In 2011, Toks Omishakin became the youngest person ever to serve as chief for planning and environment for Tennessee and the first member of a minority group to serve in that role. He helped create Tennessee’s new Office of Community Transportation, making connections among land use and transportation, sustainability, and livability.
“Well-planned communities are the key to economically vibrant, sustainable and livable communities,” he says. “Providing multimodal choices and connections are vital to any future positive growth.” He established the Multimodal Access Grants, a $30 million program to aid communities across the state in establishing more transit, sidewalks, and bikeway connections. His department has a $2 billion annual budget and a staff of 3,800.

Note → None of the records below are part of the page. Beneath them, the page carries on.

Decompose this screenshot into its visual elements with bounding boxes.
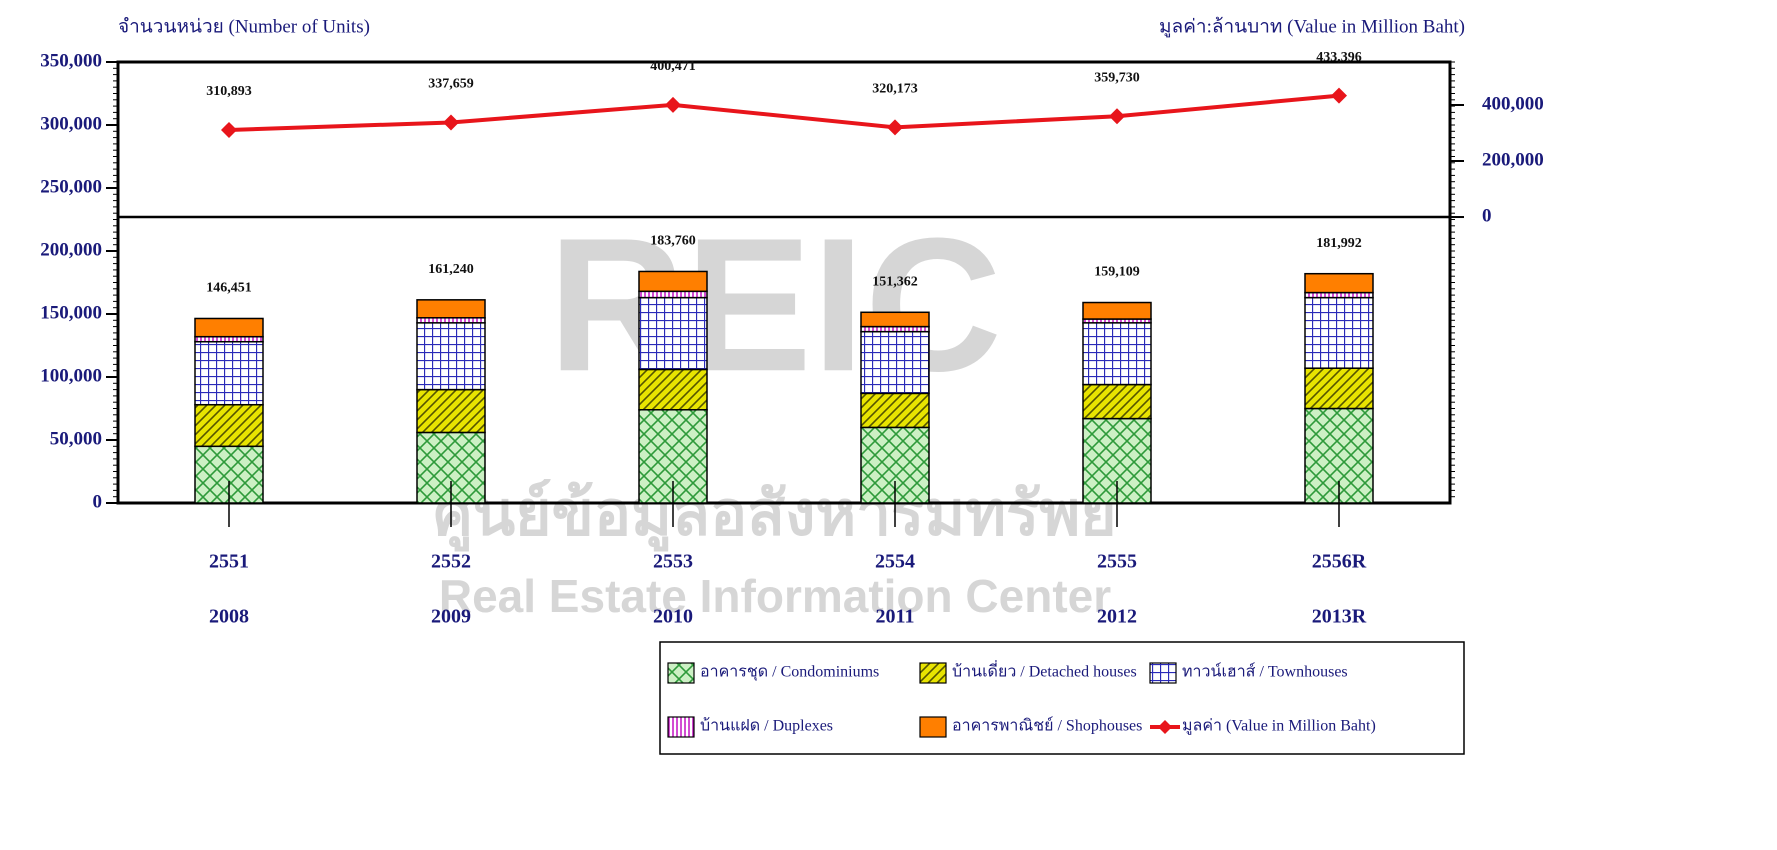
value-line [228,93,1340,132]
bar-segment [416,299,486,319]
line-marker [443,114,459,131]
y-tick-label: 0 [93,491,103,512]
x-tick-label-gregorian: 2008 [209,606,249,628]
x-tick-label-gregorian: 2013R [1312,606,1367,628]
bar-segment [638,368,708,411]
legend-box [659,641,1465,755]
legend-swatch [919,716,947,738]
legend-swatch [667,662,695,684]
bar-segment [1082,322,1152,386]
bar-segment [860,330,930,395]
legend-label: อาคารพาณิชย์ / Shophouses [952,716,1142,735]
bar-segment [194,317,264,338]
legend-label: บ้านเดี่ยว / Detached houses [952,660,1137,681]
bar-segment [194,403,264,448]
line-value-label: 320,173 [872,82,918,97]
bar-segment [638,270,708,293]
bar-segment [1082,301,1152,320]
bar-segment [416,317,486,324]
bar-segment [638,290,708,299]
y2-tick-label: 0 [1482,205,1492,226]
total-label: 159,109 [1094,265,1140,280]
y-tick-label: 100,000 [40,365,102,386]
bar-segment [1304,296,1374,369]
total-label: 161,240 [428,262,474,277]
line-marker [1109,108,1125,125]
legend-label: ทาวน์เฮาส์ / Townhouses [1182,662,1348,681]
y-tick-label: 50,000 [50,428,102,449]
bar-segment [1304,291,1374,299]
line-marker [887,119,903,136]
bar-segment [860,325,930,333]
legend-swatch [667,716,695,738]
x-tick-label: 2552 [431,551,471,573]
total-label: 146,451 [206,281,252,296]
legend-swatch [1158,720,1172,734]
bar-segment [638,296,708,371]
bar-segment [194,335,264,343]
bar-segment [194,340,264,406]
y-tick-label: 150,000 [40,302,102,323]
legend-swatch [1149,662,1177,684]
y2-tick-label: 400,000 [1482,93,1544,114]
total-label: 181,992 [1316,236,1362,251]
x-tick-label: 2553 [653,551,693,573]
legend-swatch [919,662,947,684]
x-tick-label-gregorian: 2009 [431,606,471,628]
line-value-label: 310,893 [206,84,252,99]
x-tick-label: 2555 [1097,551,1137,573]
bar-segment [1082,383,1152,420]
x-tick-label: 2554 [875,551,915,573]
y-tick-label: 300,000 [40,113,102,134]
line-value-label: 400,471 [650,59,696,74]
y-axis-label: จำนวนหน่วย (Number of Units) [118,16,370,37]
line-marker [665,96,681,113]
x-tick-label-gregorian: 2010 [653,606,693,628]
line-value-label: 433,396 [1316,50,1362,65]
watermark-thai: ศูนย์ข้อมูลอสังหาริมทรัพย์ [433,478,1116,551]
watermark-english: Real Estate Information Center [439,570,1111,622]
x-tick-label: 2551 [209,551,249,573]
bar-segment [416,322,486,391]
y2-tick-label: 200,000 [1482,149,1544,170]
y-tick-label: 200,000 [40,239,102,260]
bar-segment [1304,367,1374,410]
bar-segment [1304,272,1374,294]
bar-segment [416,388,486,434]
y2-axis-label: มูลค่า:ล้านบาท (Value in Million Baht) [1159,16,1465,37]
watermark-logo: REIC [548,199,1002,411]
bar-segment [860,392,930,429]
y-tick-label: 350,000 [40,50,102,71]
legend-label: อาคารชุด / Condominiums [700,664,879,682]
line-value-label: 359,730 [1094,70,1140,85]
x-tick-label: 2556R [1312,551,1367,573]
legend-label: มูลค่า (Value in Million Baht) [1182,718,1376,736]
y-tick-label: 250,000 [40,176,102,197]
watermark: REIC ศูนย์ข้อมูลอสังหาริมทรัพย์ Real Est… [433,199,1116,622]
line-marker [1331,87,1347,104]
legend-label: บ้านแฝด / Duplexes [700,717,833,735]
total-label: 151,362 [872,275,918,290]
x-tick-label-gregorian: 2011 [876,606,915,628]
total-label: 183,760 [650,234,696,249]
line-value-label: 337,659 [428,77,474,92]
x-tick-label-gregorian: 2012 [1097,606,1137,628]
bar-segment [860,311,930,328]
line-marker [221,121,237,138]
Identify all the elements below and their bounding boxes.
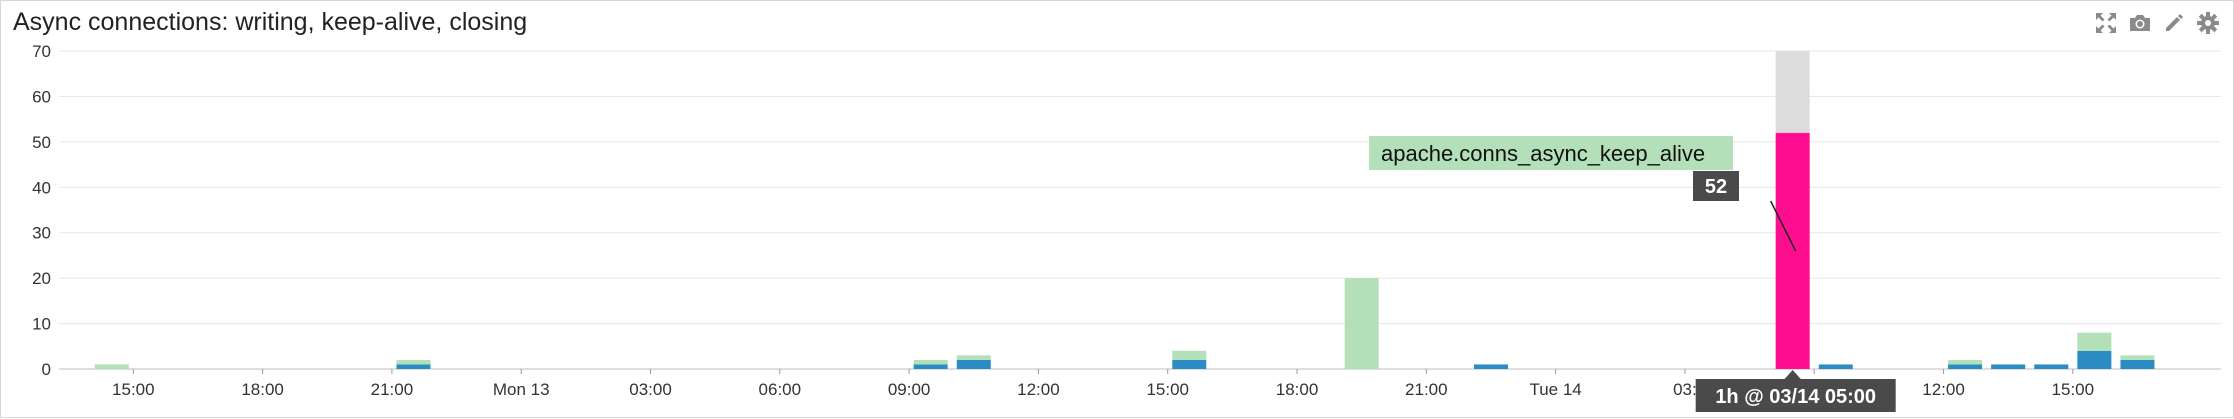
x-tick-label: 18:00	[241, 380, 284, 399]
bar-closing[interactable]	[1775, 51, 1810, 133]
pencil-icon	[2166, 14, 2183, 31]
tooltip-value-label: 52	[1705, 176, 1727, 198]
bar-writing[interactable]	[1991, 364, 2026, 369]
bar-keep-alive[interactable]	[1775, 132, 1810, 369]
x-tick-label: 09:00	[888, 380, 931, 399]
fullscreen-button[interactable]	[2089, 9, 2123, 37]
camera-icon	[2130, 15, 2150, 31]
y-tick-label: 40	[32, 178, 51, 197]
x-tick-label: 15:00	[1146, 380, 1189, 399]
x-tick-label: Tue 14	[1529, 380, 1581, 399]
bar-writing[interactable]	[1172, 359, 1207, 369]
y-tick-label: 10	[32, 315, 51, 334]
tooltip-value-box	[1693, 171, 1739, 201]
x-tick-label: 21:00	[1405, 380, 1448, 399]
bar-keep-alive[interactable]	[1948, 359, 1983, 365]
fullscreen-icon	[2096, 13, 2116, 33]
tooltip-series-label: apache.conns_async_keep_alive	[1381, 141, 1705, 166]
x-tick-label: 12:00	[1017, 380, 1060, 399]
y-tick-label: 30	[32, 224, 51, 243]
bar-writing[interactable]	[1473, 364, 1508, 369]
bar-keep-alive[interactable]	[1172, 350, 1207, 360]
tooltip-leader-line	[1770, 200, 1797, 252]
bar-keep-alive[interactable]	[956, 355, 991, 360]
x-tick-label: 03:00	[629, 380, 672, 399]
widget-toolbar	[2089, 9, 2225, 37]
x-tick-label: 21:00	[371, 380, 414, 399]
bar-writing[interactable]	[956, 359, 991, 369]
snapshot-button[interactable]	[2123, 9, 2157, 37]
y-tick-label: 70	[32, 42, 51, 61]
y-tick-label: 50	[32, 133, 51, 152]
bar-keep-alive[interactable]	[913, 359, 948, 365]
bar-writing[interactable]	[1948, 364, 1983, 369]
bar-writing[interactable]	[2034, 364, 2069, 369]
x-tick-label: 15:00	[2052, 380, 2095, 399]
bar-writing[interactable]	[396, 364, 431, 369]
edit-button[interactable]	[2157, 9, 2191, 37]
y-tick-label: 20	[32, 269, 51, 288]
tooltip-series-box	[1369, 136, 1733, 170]
y-tick-label: 0	[42, 360, 51, 379]
x-tick-label: 03:	[1673, 380, 1697, 399]
x-tick-label: 18:00	[1276, 380, 1319, 399]
tooltip-pointer	[1783, 370, 1802, 380]
bar-writing[interactable]	[913, 364, 948, 369]
bar-keep-alive[interactable]	[1344, 278, 1379, 369]
widget-title: Async connections: writing, keep-alive, …	[13, 8, 528, 36]
bar-keep-alive[interactable]	[2120, 355, 2155, 360]
y-tick-label: 60	[32, 87, 51, 106]
bar-writing[interactable]	[2120, 359, 2155, 369]
x-tick-label: 15:00	[112, 380, 155, 399]
widget-header: Async connections: writing, keep-alive, …	[1, 1, 2233, 43]
bar-writing[interactable]	[2077, 350, 2112, 369]
bar-keep-alive[interactable]	[2077, 332, 2112, 351]
x-tick-label: 06:00	[759, 380, 802, 399]
bar-writing[interactable]	[1818, 364, 1853, 369]
tooltip-time-box	[1695, 379, 1896, 412]
gear-icon	[2197, 12, 2219, 34]
x-tick-label: 12:00	[1922, 380, 1965, 399]
bar-keep-alive[interactable]	[396, 359, 431, 365]
bar-keep-alive[interactable]	[94, 364, 129, 369]
tooltip-time-label: 1h @ 03/14 05:00	[1715, 386, 1876, 408]
x-tick-label: Mon 13	[493, 380, 550, 399]
settings-button[interactable]	[2191, 9, 2225, 37]
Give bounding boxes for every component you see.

He was also the first person to serve as director of Healthy Living Initiatives in the Nashville Mayor’s Office. He helped create the city’s new Complete Streets policy and the “Walk 100 Miles with the Mayor” movement. Omishakin oversaw the creation of two new bicycle sharing programs: Green Bikes Nashville, a free program targeting underserved communities and major city parks, and Nashville B-cycle, with 250 bicycles and 20 stations across the city.
At Deaderick Street, he helped create the first complete green street in the metro area by bringing together city agencies, including Public Works, Planning, Parks, and Water Services. It was the first of several award-winning examples of collaboration completed during Omishakin’s tenure.